A word-journey into what makes a Shariqya Ramadan so special.


How does waiting to listen to the Maghrib adhan make that first sip of water taste a whole lot better than if you were just looking at the clock? Why do you always make special room for the dish your neighbor sends over for iftar, even though you don’t like their cooking? In Sharqiya, there’s an indescribable feeling that yearns for those annual traditions of the past during those 30 days.

Before Ramadan even begins, friends and family take part in greish, dinner gathering that welcomes the new month and symbolizes the last regular meal. The dishes served are leftovers or dishes not usually served during Ramadan.

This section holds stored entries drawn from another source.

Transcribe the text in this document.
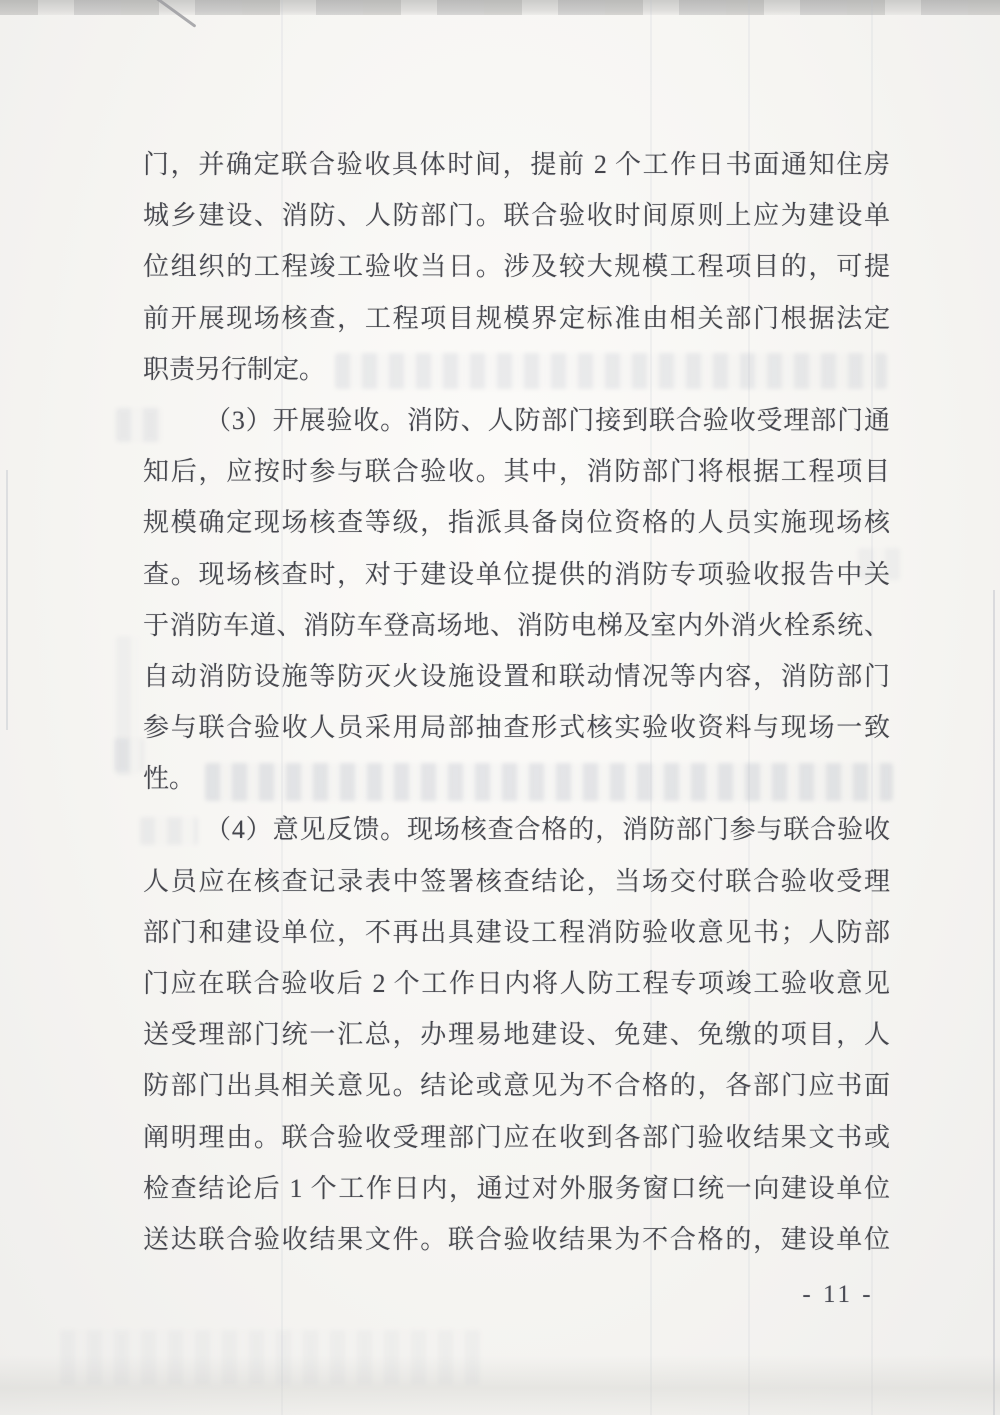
门，并确定联合验收具体时间，提前 2 个工作日书面通知住房
城乡建设、消防、人防部门。联合验收时间原则上应为建设单
位组织的工程竣工验收当日。涉及较大规模工程项目的，可提
前开展现场核查，工程项目规模界定标准由相关部门根据法定
职责另行制定。
（3）开展验收。消防、人防部门接到联合验收受理部门通
知后，应按时参与联合验收。其中，消防部门将根据工程项目
规模确定现场核查等级，指派具备岗位资格的人员实施现场核
查。现场核查时，对于建设单位提供的消防专项验收报告中关
于消防车道、消防车登高场地、消防电梯及室内外消火栓系统、
自动消防设施等防灭火设施设置和联动情况等内容，消防部门
参与联合验收人员采用局部抽查形式核实验收资料与现场一致
性。
（4）意见反馈。现场核查合格的，消防部门参与联合验收
人员应在核查记录表中签署核查结论，当场交付联合验收受理
部门和建设单位，不再出具建设工程消防验收意见书；人防部
门应在联合验收后 2 个工作日内将人防工程专项竣工验收意见
送受理部门统一汇总，办理易地建设、免建、免缴的项目，人
防部门出具相关意见。结论或意见为不合格的，各部门应书面
阐明理由。联合验收受理部门应在收到各部门验收结果文书或
检查结论后 1 个工作日内，通过对外服务窗口统一向建设单位
送达联合验收结果文件。联合验收结果为不合格的，建设单位
- 11 -
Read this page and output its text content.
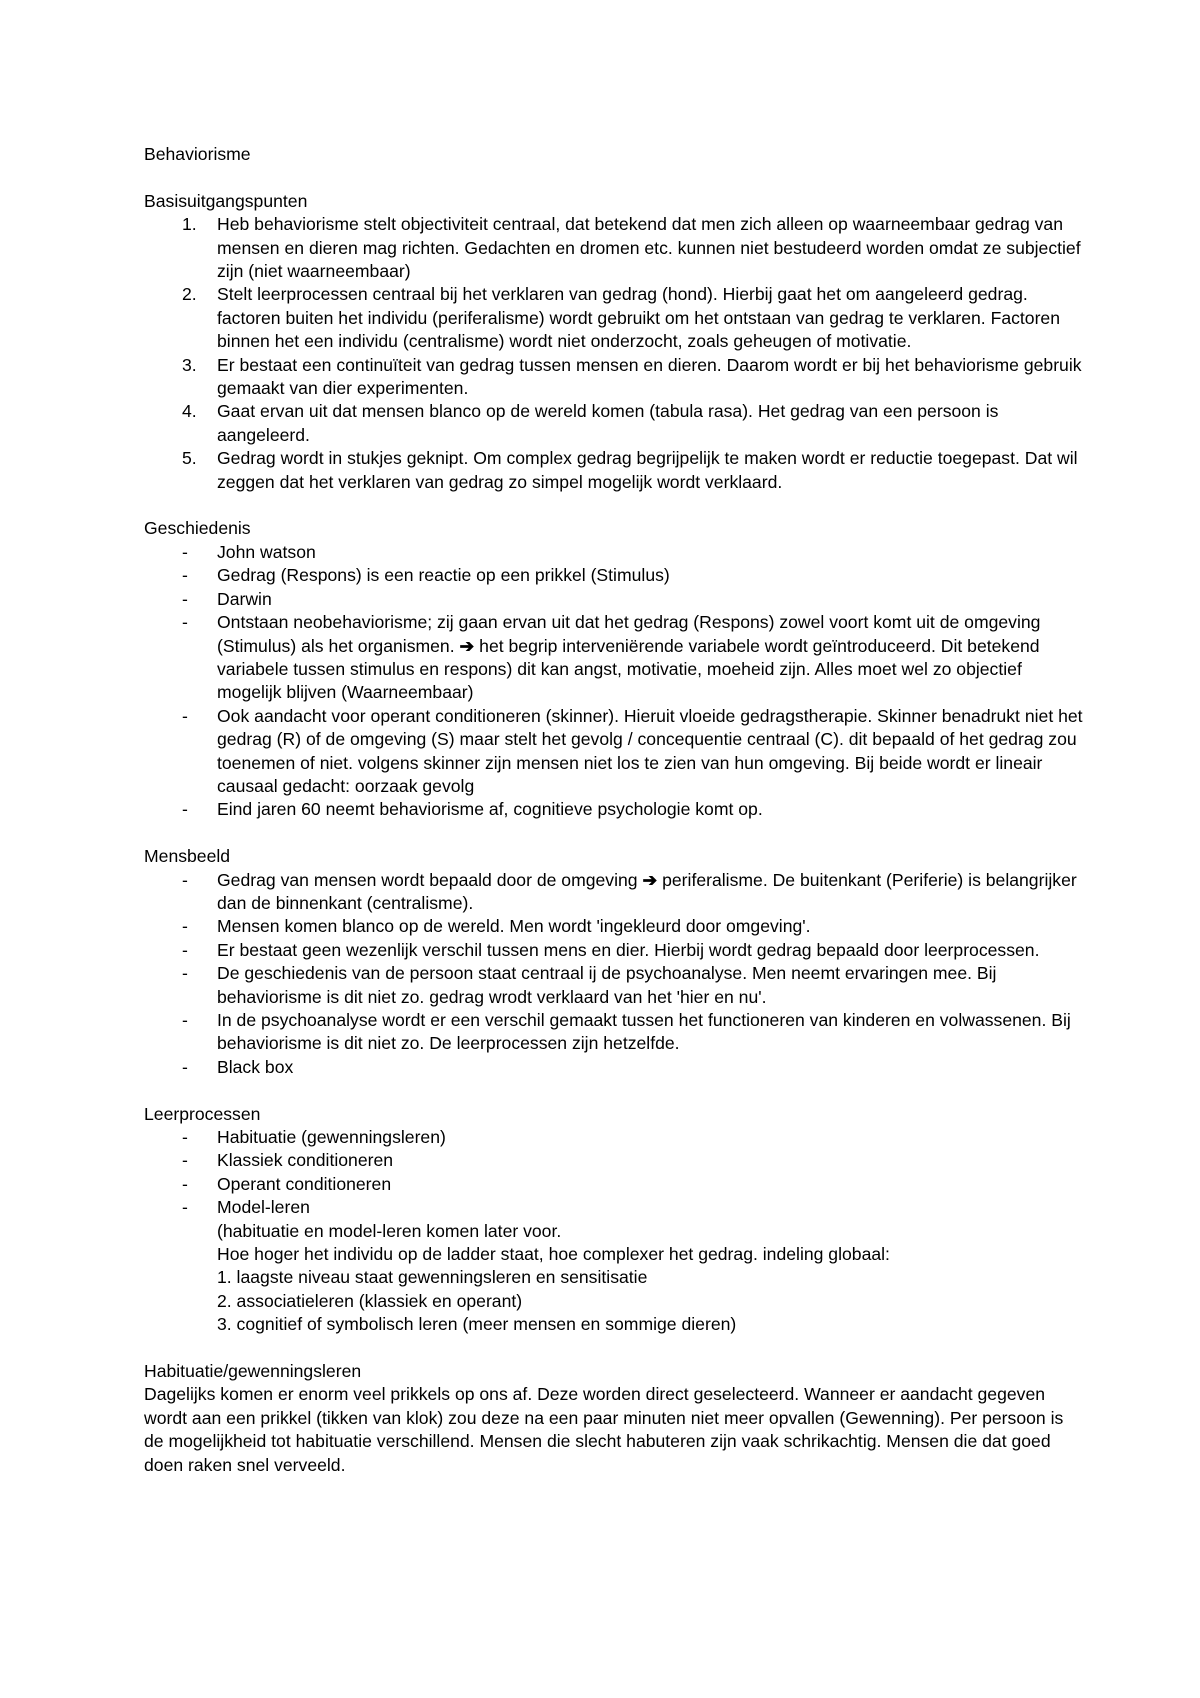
Behaviorisme
Basisuitgangspunten
1. Heb behaviorisme stelt objectiviteit centraal, dat betekend dat men zich alleen op waarneembaar gedrag van mensen en dieren mag richten. Gedachten en dromen etc. kunnen niet bestudeerd worden omdat ze subjectief zijn (niet waarneembaar)
2. Stelt leerprocessen centraal bij het verklaren van gedrag (hond). Hierbij gaat het om aangeleerd gedrag. factoren buiten het individu (periferalisme) wordt gebruikt om het ontstaan van gedrag te verklaren. Factoren binnen het een individu (centralisme) wordt niet onderzocht, zoals geheugen of motivatie.
3. Er bestaat een continuïteit van gedrag tussen mensen en dieren. Daarom wordt er bij het behaviorisme gebruik gemaakt van dier experimenten.
4. Gaat ervan uit dat mensen blanco op de wereld komen (tabula rasa). Het gedrag van een persoon is aangeleerd.
5. Gedrag wordt in stukjes geknipt. Om complex gedrag begrijpelijk te maken wordt er reductie toegepast. Dat wil zeggen dat het verklaren van gedrag zo simpel mogelijk wordt verklaard.
Geschiedenis
- John watson
- Gedrag (Respons) is een reactie op een prikkel (Stimulus)
- Darwin
- Ontstaan neobehaviorisme; zij gaan ervan uit dat het gedrag (Respons) zowel voort komt uit de omgeving (Stimulus) als het organismen. ➔ het begrip interveniërende variabele wordt geïntroduceerd. Dit betekend variabele tussen stimulus en respons) dit kan angst, motivatie, moeheid zijn. Alles moet wel zo objectief mogelijk blijven (Waarneembaar)
- Ook aandacht voor operant conditioneren (skinner). Hieruit vloeide gedragstherapie. Skinner benadrukt niet het gedrag (R) of de omgeving (S) maar stelt het gevolg / concequentie centraal (C). dit bepaald of het gedrag zou toenemen of niet. volgens skinner zijn mensen niet los te zien van hun omgeving. Bij beide wordt er lineair causaal gedacht: oorzaak gevolg
- Eind jaren 60 neemt behaviorisme af, cognitieve psychologie komt op.
Mensbeeld
- Gedrag van mensen wordt bepaald door de omgeving ➔ periferalisme. De buitenkant (Periferie) is belangrijker dan de binnenkant (centralisme).
- Mensen komen blanco op de wereld. Men wordt 'ingekleurd door omgeving'.
- Er bestaat geen wezenlijk verschil tussen mens en dier. Hierbij wordt gedrag bepaald door leerprocessen.
- De geschiedenis van de persoon staat centraal ij de psychoanalyse. Men neemt ervaringen mee. Bij behaviorisme is dit niet zo. gedrag wrodt verklaard van het 'hier en nu'.
- In de psychoanalyse wordt er een verschil gemaakt tussen het functioneren van kinderen en volwassenen. Bij behaviorisme is dit niet zo. De leerprocessen zijn hetzelfde.
- Black box
Leerprocessen
- Habituatie (gewenningsleren)
- Klassiek conditioneren
- Operant conditioneren
- Model-leren
(habituatie en model-leren komen later voor.
Hoe hoger het individu op de ladder staat, hoe complexer het gedrag. indeling globaal:
1. laagste niveau staat gewenningsleren en sensitisatie
2. associatieleren (klassiek en operant)
3. cognitief of symbolisch leren (meer mensen en sommige dieren)
Habituatie/gewenningsleren

Dagelijks komen er enorm veel prikkels op ons af. Deze worden direct geselecteerd. Wanneer er aandacht gegeven wordt aan een prikkel (tikken van klok) zou deze na een paar minuten niet meer opvallen (Gewenning). Per persoon is de mogelijkheid tot habituatie verschillend. Mensen die slecht habuteren zijn vaak schrikachtig. Mensen die dat goed doen raken snel verveeld.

Before Maghrib, volunteers flock the streets handing out iftar goody-bags or driving iftar delivery trucks to those in need. There is a visible passion among the people for charity work that is matched by a humbling reverence.

Mosques become the heart of communities, pumping energy among the men and women, the young and old, going to Taraweeh and Qiyam. Mosque competitions and programs range from Qur’an recitation to halagas where people sit together in a circle to discuss stories that inspire the soul.

In addition to the common iftar and suhoor meals, the citizens take part in ghabqa, a late evening social meal shared among friends. Its origin is ghaboq – the drinking of camel milk in the evening.

Today, these private gatherings are also where fashion statements are made. Traditional jalabiyas are fused with the latest modern styles, as living rooms turn into catwalks. The neighbor’s interior design also changes as traditional ornaments are incorporated to contemporary living rooms.

The gargayan jingle performed by children on your doorstep, asking for sweets with sacks around their necks, reminds you that you are halfway through the month. Some communities choose to mark the occasion indoors, giving away the goodies in creative packaging.

We all begin Ramadan with this tremendous feeling. It is the anticipation to be part of something big and the sensation of living the same days the Qur’an was revealed.